Борясь с пластинками, космонавты постепенно изучили закономерности их поведения. Выяснилось, что они могут принимать практически любую форму и цвет. Охотнее всего они уничтожали изделия из серебра и вольфрама, а также детали из высокопрочных марок легированной стали. Изделия из более мягких металлов, например, золота, оставляли их равнодушными. Казалось, пластинки предпочитали «пробовать зубы» на твердых предметах.
Но пластинки ни разу не причинили существенного вреда никому из членов экипажа. Люди могли брать их в руки и свободно рассматривать.
Особенно наловчился разыскивать пластинки Тобор. Он находил их десятками. Но количество пластинок на корабле не уменьшалось…
Нервы людей стали сдавать. Подвижные пластинки мерещились теперь повсюду. Прежде чем сесть на стул, человек проводил несколько раз ладонью по сиденью: не притаилась ли и тут проклятая пластинка?
Повсюду то и дело продолжали исчезать металлические вещи и детали.
— Вот увидишь, они сожрут весь корабль, и нас вместе с ним, — сказал однажды Валентин.
…Похоже было, что больше всех страдал от пластинок Либин. Во всяком случае, кок жаловался шумнее всех. Основания жаловаться у него были: постепенно исчезла из камбуза почти вся металлическая посуда.
После исчезновения серебряного комплекта Либин спрятал остатки наиболее ценной посуды еще земного производства, ручной работы грузинских чеканщиков, в герметический корундовый шкаф, специально для этой цели выпрошенный у биологов.
В одно прекрасное утро Либин увидел в стенке шкафа дыру. Кок бросился к хранилищу, отпер дверцу. Дурное предчувствие не обмануло. Шкаф был пуст. Старинные граненые кубки, блюда из искусственного черного алмаза, остатки серебра — все исчезло.
— Ну, погоди у меня, дрянь, — пробормотал Либин, разъяренный сверх всякой меры.
Он распахнул дверцы шкафа и принялся за поиски «злоумышленника». Пластинка, впрочем, и не думала прятаться: она благодушно растеклась по внутренней стенке шкафа. Либин оторвал ее и с трудом поднял — настолько она была тяжела.
Разгневанный кок утратил дар речи и только кряхтел, пока тещил пластинку. Он принес ее в энергоотсек.
— Что скажешь? — спросил энергетик Ольховатский.
— А я так, на минутку, — деланно равнодушным тоном проговорил кок.
Когда Ольховатский отвернулся, Либин поместил пластинку под щиток «Катеноида» и направил на нее интенсивный пучок частиц, разогнанных до космических энергий…

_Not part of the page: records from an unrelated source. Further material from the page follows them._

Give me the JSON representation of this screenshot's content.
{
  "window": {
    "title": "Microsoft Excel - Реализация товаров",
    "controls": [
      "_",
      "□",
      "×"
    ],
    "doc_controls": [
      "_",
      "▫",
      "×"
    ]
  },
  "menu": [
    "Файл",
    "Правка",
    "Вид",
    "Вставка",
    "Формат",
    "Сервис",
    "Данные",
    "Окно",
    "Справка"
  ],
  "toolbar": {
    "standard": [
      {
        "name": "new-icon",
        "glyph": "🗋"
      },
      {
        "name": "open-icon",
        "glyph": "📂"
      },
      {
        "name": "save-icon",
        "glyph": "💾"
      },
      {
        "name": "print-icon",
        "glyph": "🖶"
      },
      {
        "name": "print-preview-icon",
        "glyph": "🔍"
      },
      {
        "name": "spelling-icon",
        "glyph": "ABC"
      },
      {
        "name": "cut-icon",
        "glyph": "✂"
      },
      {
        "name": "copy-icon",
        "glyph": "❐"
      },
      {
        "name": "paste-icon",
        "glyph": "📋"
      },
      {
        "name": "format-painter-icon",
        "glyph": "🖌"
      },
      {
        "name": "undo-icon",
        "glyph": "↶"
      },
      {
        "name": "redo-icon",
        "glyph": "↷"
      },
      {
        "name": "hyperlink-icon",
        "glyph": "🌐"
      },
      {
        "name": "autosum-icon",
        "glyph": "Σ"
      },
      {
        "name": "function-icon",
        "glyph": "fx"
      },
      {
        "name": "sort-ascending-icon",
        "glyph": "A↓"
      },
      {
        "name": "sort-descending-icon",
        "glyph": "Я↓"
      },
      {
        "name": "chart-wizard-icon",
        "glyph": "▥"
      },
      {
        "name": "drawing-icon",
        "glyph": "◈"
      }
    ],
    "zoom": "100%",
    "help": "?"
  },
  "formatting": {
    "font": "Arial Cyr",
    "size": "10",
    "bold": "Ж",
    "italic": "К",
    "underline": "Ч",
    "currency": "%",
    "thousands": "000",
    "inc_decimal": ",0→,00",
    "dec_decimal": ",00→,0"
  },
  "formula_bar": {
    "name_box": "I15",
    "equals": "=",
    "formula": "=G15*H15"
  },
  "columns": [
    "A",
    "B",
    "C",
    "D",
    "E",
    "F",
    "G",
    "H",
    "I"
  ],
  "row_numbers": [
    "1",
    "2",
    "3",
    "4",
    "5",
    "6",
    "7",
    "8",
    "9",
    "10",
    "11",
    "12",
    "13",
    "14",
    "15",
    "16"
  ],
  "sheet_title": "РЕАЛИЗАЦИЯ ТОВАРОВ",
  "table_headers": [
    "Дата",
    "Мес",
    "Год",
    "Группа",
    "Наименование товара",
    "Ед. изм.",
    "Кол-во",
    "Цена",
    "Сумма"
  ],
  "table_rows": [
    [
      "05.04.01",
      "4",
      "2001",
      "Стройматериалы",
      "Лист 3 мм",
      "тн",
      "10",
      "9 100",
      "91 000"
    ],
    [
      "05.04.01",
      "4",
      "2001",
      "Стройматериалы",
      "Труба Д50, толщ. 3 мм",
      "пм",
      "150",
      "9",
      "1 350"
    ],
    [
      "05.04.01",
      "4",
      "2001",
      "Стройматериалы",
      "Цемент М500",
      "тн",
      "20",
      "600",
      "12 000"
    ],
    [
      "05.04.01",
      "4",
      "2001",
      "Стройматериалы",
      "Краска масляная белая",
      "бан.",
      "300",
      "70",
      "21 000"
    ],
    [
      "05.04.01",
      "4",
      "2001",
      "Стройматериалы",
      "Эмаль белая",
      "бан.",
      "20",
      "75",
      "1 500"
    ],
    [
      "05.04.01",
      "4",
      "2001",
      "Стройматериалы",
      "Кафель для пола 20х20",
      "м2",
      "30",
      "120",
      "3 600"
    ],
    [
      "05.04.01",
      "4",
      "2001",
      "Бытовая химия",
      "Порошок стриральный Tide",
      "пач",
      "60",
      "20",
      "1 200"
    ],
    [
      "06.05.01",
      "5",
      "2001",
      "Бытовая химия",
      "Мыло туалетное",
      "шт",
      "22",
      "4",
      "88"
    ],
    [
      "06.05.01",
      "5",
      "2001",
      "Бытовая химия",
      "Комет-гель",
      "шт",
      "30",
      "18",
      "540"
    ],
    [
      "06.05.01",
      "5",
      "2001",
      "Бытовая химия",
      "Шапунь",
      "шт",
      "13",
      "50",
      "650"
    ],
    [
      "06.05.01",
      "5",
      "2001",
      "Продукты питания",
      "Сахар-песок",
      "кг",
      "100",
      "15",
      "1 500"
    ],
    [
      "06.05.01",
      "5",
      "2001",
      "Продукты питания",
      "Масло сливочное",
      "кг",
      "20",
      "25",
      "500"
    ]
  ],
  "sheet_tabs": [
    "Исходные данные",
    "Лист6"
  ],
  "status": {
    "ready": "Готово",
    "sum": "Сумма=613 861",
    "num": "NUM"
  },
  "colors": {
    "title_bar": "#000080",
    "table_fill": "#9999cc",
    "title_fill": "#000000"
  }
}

В энергоотсеке грохнул взрыв. Одновременно на корабле завыла сирена. Люди ринулись к отсеку.
На полу, раскинув руки, лежал Либин. Он был без сознания.
— Феликс, — тихо позвал Георгий Георгиевич, опустившись на колени рядом с коком.
Логвиненко, запыхавшийся от быстрого бега, пощупал пульс, покачал головой и спорыми движениями принялся перевязывать обожженное лицо Либина.
Ольховатский подошел к «Катеноиду». Здесь дым был гуще. Часть установки была смята и покорежена. Толстая стальная стенка изогнулась, как лист бумаги. Он потрогал поверхность — она была не раскаленной, как он ожидал, а чуть тепловатой, и слабо светилась. Но это была не радиация — его счетчик молчал.